Anstieg des Meeresspiegels ist nicht aufzuhalten
Derzeit steige der Meeresspiegel um vier bis fünf Millimeter pro Jahr, dies beschleunige sich aber, betonte Schlurmann. Bis zum Ende des Jahrhunderts sei ein Anstieg um 1,00 Meter bis 1,10 Meter zu erwarten, im 22. Jahrhundert möglicherweise um 2,00 Meter. Fest stehe: «Der Anstieg ist überhaupt nicht aufzuhalten. Wir können also nur Zeit gewinnen.» Er betonte aber: «Wir haben es selbst in der Hand, uns anzupassen.»

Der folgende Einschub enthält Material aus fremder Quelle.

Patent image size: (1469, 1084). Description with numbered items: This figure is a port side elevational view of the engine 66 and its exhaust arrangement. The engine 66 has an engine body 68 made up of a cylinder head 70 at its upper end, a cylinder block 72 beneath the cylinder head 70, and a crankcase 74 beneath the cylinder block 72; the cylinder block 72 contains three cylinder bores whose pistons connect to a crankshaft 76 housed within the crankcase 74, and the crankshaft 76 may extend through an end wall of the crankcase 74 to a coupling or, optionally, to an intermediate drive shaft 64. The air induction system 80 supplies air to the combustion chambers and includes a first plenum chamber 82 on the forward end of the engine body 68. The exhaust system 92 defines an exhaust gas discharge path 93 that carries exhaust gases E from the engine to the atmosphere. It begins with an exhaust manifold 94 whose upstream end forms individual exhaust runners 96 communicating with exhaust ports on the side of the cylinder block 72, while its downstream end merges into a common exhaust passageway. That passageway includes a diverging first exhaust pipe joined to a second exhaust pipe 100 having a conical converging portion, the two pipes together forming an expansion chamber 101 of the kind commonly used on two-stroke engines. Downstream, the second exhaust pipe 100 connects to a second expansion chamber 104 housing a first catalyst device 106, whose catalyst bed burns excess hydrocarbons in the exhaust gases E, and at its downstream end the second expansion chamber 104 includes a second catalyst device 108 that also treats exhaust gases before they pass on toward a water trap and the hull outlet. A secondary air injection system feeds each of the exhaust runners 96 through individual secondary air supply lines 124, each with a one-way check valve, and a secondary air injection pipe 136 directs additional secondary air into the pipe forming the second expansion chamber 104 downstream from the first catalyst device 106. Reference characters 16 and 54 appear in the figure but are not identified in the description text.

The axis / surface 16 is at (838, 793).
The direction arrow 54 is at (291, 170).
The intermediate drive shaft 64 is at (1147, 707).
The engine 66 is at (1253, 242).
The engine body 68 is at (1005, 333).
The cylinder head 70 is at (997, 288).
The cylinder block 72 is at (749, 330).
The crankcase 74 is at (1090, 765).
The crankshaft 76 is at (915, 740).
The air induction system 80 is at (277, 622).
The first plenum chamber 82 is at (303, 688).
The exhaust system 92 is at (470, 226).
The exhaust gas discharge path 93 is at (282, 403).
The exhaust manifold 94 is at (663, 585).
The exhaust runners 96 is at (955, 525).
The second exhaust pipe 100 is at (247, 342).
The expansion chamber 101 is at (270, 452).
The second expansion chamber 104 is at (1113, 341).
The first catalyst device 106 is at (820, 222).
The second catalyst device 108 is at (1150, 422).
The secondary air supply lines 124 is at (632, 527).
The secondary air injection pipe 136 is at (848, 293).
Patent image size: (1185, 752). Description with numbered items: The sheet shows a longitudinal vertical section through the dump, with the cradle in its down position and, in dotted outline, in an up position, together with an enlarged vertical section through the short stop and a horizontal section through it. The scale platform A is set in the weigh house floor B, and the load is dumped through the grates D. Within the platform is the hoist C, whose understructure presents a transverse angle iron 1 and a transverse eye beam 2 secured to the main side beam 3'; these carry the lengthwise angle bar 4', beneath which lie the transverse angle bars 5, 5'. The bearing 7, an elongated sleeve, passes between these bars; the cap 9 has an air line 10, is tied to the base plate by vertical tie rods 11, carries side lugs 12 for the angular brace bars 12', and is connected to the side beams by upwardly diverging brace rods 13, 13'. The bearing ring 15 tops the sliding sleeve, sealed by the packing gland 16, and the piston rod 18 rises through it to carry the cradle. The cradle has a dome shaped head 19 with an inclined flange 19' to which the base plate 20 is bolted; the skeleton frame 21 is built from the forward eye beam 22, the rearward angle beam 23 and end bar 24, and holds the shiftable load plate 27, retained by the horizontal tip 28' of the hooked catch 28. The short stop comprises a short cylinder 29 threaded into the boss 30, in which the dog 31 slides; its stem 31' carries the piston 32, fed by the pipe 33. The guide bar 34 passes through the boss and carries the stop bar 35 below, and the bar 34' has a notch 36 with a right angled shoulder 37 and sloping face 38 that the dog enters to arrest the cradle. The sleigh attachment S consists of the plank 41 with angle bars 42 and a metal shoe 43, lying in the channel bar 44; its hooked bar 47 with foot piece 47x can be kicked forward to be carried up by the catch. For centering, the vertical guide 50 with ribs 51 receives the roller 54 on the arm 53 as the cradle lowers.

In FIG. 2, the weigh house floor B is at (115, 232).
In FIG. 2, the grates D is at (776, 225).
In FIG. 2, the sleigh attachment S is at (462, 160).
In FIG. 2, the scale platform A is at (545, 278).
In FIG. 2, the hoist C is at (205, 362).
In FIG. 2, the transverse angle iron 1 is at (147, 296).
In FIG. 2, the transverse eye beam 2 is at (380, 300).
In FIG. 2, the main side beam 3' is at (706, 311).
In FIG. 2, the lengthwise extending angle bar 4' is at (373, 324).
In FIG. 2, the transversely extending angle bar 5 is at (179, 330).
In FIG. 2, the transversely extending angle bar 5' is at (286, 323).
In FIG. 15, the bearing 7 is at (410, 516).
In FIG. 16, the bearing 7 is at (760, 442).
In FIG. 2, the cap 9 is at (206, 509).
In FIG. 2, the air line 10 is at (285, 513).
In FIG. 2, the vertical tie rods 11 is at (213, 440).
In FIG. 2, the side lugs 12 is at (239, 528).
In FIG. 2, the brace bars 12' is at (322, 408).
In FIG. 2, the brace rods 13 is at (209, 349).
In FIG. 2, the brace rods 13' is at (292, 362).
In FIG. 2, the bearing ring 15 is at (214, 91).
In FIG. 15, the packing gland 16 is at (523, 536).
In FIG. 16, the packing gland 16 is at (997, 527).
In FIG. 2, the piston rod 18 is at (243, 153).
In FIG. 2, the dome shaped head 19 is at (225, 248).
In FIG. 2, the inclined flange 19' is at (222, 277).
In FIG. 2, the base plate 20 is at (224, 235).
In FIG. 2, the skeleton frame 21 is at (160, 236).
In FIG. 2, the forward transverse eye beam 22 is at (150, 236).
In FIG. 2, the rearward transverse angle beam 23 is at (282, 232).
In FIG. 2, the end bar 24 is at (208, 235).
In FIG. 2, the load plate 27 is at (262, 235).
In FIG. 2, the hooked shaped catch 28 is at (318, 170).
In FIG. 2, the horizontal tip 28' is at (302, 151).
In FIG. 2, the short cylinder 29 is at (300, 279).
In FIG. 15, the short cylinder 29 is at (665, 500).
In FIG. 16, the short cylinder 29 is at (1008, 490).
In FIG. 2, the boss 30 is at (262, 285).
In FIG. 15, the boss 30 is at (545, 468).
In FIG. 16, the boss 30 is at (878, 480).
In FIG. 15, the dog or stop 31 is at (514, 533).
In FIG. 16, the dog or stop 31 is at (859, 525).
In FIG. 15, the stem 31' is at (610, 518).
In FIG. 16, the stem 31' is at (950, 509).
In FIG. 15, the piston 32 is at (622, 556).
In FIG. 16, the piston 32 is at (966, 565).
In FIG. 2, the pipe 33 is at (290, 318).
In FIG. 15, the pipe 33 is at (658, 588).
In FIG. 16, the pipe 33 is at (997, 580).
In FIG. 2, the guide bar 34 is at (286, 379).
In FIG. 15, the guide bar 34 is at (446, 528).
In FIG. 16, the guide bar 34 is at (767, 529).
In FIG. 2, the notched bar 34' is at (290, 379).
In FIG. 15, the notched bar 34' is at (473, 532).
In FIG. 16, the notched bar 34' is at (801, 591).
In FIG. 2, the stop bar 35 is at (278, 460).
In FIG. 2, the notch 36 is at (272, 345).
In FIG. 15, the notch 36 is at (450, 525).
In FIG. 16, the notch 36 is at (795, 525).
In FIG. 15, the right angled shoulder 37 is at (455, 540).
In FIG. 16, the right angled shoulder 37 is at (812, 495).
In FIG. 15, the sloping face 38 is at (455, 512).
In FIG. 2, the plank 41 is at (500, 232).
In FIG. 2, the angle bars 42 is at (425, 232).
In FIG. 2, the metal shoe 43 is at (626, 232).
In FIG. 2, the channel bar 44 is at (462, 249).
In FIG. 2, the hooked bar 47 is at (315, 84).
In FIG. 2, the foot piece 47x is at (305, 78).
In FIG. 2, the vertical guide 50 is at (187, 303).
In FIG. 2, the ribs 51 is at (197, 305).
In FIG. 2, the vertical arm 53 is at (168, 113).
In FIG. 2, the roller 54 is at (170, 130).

Zwar sei der Schutz der Küsten in Deutschland «sehr gut aufgestellt», sagte er. Aber: Ein Defizit bedeute der Blick in die Vergangenheit - man habe im 20. Jahrhundert einen Meeresspiegelanstieg um 20 Zentimeter pro Jahrhundert festgestellt. Nur verändere sich das rapide, die Veränderungen ließen sich daher nicht aus der Vergangenheit herleiten.
Expertise in Norddeutschland «herausragend»
Zwar ließen sich Deiche erhöhen, aber «nicht ad infinitum», nicht unbegrenzt: Es gebe technische Limitationen, möglich seien vielleicht Erhöhungen um 1,00 bis 1,50 Meter - aber das erfordere Milliardeninvestitionen. Gleichzeitig veränderten sich Gezeiten und Materialfluss, das führe zur Verlandung von Häfen und Flüssen und zu mehr Aufwand beim Ausbaggern.
Nach Schlurmanns Einschätzung sind die Expertise und Forschungsinfrastrukturen in den fünf norddeutschen Ländern «herausragend». Er betonte: «Dies qualifiziert Norddeutschland zu interdisziplinär aufgestellten Forschungsaktivitäten, um beispielsweise die Vorhersagefähigkeit mariner Extremereignisse und Naturgefahren zu verbessern und die Widerstandsfähigkeit der Gesellschaft an den Küsten zu stärken.»
Meeresspiegelanstieg bei Bau neuer Häfen berücksichtigen
Früheren Angaben zufolge will das Land Niedersachsen in diesem Jahr rund 81 Millionen Euro in den Küstenschutz investieren. Damit sollen Deiche erhöht, Sperrwerke ertüchtigt und Dünen auf den Inseln gesichert werden.